Essai Expérimental de LEOPOLD / 2012 /13’/ images d’archive/ Présenté au Festival des Arts Numériques de Montréal, Canada

Capture d’écran 2015-06-02 à 16.49.36

Troydes est un projet de création qui s’inscrit dans la lignée du cinéma expérimental structurel. Il sera éprouvé lors d’une installation. En travaillant sur la détérioration d’une image numérique, nous voulons interroger les phénomènes de re-médiations, réfléchir sur la porosité entre construction et destruction, ainsi que sur notre rapport physique et psychique à l’image.

Troydes est créé à partir de deux images d’archive : le dynamitage d’un bâtiment et l’édification d’un autre. La première phase du travail consiste à monter ces images en établissant une confusion sur l’avancée de la construction et de la destruction en utilisant des procédés de montage tels que le fondu, la surimpression, l’effet de flicker… Cette première opération forme la Boucle1. Il s’agit ensuite de projeter cette Boucle1 sur un écran et de la filmer. Ce film constitue la Boucle1’ que l’on monte avec la Boucle1, obtenant ainsi ce que l’on appelle Boucle2. L’on répète, avec la Boucle2, la même opération effectuée sur la Boucle1. Ceci forme alors la Boucle3 constituée des boucles 2’ et 1. L’on aura ainsi une boucle finale : BoucleX montée avec X-1’+…+1. Par ce principe structurel nous cherchons à mettre le spectateur face au processus de l’altération de l’image. En reprenant toujours dans leur structure les images des couches précédentes, les boucles nous en montrent l’archéologie. En fait, nous proposons au-delà de la détérioration une vue en coupe verticale sur les strates horizontales de l’image. Par ce phénomène de répétition et de combinaison, nous cherchons à éprouver la résistance de l’image et du spectateur. « Éprouver » à entendre aussi bien dans le sens de « faire l’expérience » que dans celui de « mettre à mal ».

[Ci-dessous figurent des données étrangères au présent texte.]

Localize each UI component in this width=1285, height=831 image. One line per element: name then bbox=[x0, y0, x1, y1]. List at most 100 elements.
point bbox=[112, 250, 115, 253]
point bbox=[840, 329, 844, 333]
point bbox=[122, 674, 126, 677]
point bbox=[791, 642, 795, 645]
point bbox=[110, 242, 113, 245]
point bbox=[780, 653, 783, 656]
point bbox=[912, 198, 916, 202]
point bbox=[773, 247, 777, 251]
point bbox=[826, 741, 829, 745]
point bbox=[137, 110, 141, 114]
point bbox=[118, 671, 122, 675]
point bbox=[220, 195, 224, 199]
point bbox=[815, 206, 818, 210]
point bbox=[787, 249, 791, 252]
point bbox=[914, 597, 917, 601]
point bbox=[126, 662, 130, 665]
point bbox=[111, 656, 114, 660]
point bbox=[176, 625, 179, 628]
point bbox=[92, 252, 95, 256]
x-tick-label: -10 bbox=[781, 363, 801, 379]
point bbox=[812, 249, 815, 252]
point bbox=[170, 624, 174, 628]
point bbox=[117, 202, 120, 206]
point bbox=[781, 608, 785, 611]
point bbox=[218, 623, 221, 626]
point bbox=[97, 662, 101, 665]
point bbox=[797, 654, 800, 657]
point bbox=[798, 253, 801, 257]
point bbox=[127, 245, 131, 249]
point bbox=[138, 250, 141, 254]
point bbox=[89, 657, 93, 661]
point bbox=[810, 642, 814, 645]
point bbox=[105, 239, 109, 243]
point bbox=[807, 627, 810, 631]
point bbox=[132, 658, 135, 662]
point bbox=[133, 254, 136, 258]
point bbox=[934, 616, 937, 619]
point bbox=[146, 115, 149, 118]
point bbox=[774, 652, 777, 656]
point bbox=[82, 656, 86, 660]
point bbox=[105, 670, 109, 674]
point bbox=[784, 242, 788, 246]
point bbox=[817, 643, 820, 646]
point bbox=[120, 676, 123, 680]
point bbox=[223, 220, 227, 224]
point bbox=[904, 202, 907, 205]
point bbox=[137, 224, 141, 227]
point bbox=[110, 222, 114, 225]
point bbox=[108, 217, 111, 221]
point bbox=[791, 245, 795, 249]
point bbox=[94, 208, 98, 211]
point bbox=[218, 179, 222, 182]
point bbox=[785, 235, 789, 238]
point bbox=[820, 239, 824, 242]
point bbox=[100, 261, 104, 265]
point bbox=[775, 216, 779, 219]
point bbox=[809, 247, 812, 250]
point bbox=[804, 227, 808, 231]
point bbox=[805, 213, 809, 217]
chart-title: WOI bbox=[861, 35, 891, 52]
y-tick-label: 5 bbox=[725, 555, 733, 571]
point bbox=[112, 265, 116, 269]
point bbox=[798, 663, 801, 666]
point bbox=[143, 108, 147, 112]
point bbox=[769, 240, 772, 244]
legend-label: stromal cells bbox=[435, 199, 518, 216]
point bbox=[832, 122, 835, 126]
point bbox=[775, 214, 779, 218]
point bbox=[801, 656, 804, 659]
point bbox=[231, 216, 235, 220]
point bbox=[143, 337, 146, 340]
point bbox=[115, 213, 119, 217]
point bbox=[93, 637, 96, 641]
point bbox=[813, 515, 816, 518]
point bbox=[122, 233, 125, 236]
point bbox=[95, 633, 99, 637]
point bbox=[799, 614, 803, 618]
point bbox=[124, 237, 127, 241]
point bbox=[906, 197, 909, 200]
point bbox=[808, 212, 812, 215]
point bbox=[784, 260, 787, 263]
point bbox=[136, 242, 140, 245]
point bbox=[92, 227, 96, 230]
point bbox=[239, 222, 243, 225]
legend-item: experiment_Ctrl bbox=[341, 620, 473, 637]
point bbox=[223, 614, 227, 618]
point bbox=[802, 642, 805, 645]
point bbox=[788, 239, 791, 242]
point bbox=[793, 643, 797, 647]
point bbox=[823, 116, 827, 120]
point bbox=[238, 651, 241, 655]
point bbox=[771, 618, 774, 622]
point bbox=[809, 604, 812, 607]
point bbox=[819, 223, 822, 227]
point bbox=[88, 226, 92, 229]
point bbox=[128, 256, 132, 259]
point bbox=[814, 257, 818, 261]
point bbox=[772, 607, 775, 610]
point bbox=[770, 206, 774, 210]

Par ailleurs, Troydes sera présenté dans un dispositif d’installation. Au cours de la projection l’écran, mobile, s’éloigne au fur et à mesure de la projection des boucles 1 à X , créant ainsi un changement d’échelle croissant des images ; mettant ainsi en interrogation le spectateur dans son rapport physique à l’image.

Troydes s’inscrit dans les problématiques actuelles de l’art vidéo quant à nos relations à l’image. En effet, le numérique et l’informatique réduisent de plus en plus sa taille modifiant ainsi notre appréhension et appropriation. Que signifie aujourd’hui recevoir sur notre portable Iphone4G les images quasi directes du séisme au Japon ? Ces petites images qui sortent de notre poche, que nous tenons près de nous et qui se répètent ne nous leurrent-elles pas quant aux pouvoirs que nous pensons avoir sur elles du fait de les posséder ? C’est cette question que nous mettons en scène par notre dispositif mouvant (qui sans cesse éloigne l’image) : il confronte le spectateur au double phénomène d’appropriation et de dépossession de l’image.

Enfin, l’image de la destruction, aussi bien celle du contenu que celle de la forme et de l’expérience nous met face au besoin d’images spectaculaires que nous avons et cultivons afin d’avoir l ‘impression de mieux maîtriser le réel. Nous tentons de recréer visuellement et empiriquement le concept freudien du fort-da : ce substitue du manque que sans cesse nous éloignons pour avoir le plaisir de le rappeler à soi dans un processus de répétitions traumatiques.

Troydes est un projet de création qui émane de notre désir de mettre en pratique les interrogations que nous portons face à la fabrication des images actuelles. Notre approche structurelle s’inspire des travaux des cinéastes expérimentaux comme Martin Arnold ou Bill Morrisson. L’un déconstruit en critiquant des séquences de films classiques hollywoodiens pour démonter les mécanismes de représentation ; l’autre travaille sur l’effacement et la disparition de l’image. Troydes est aussi un projet que nous menons parallèlement à nos sujets de recherche. Ce travail de collaboration nous permet de faire se rencontrer nos recherches respectives : l’image multimédia et le chantier comme espace-temps chaotique ouvert.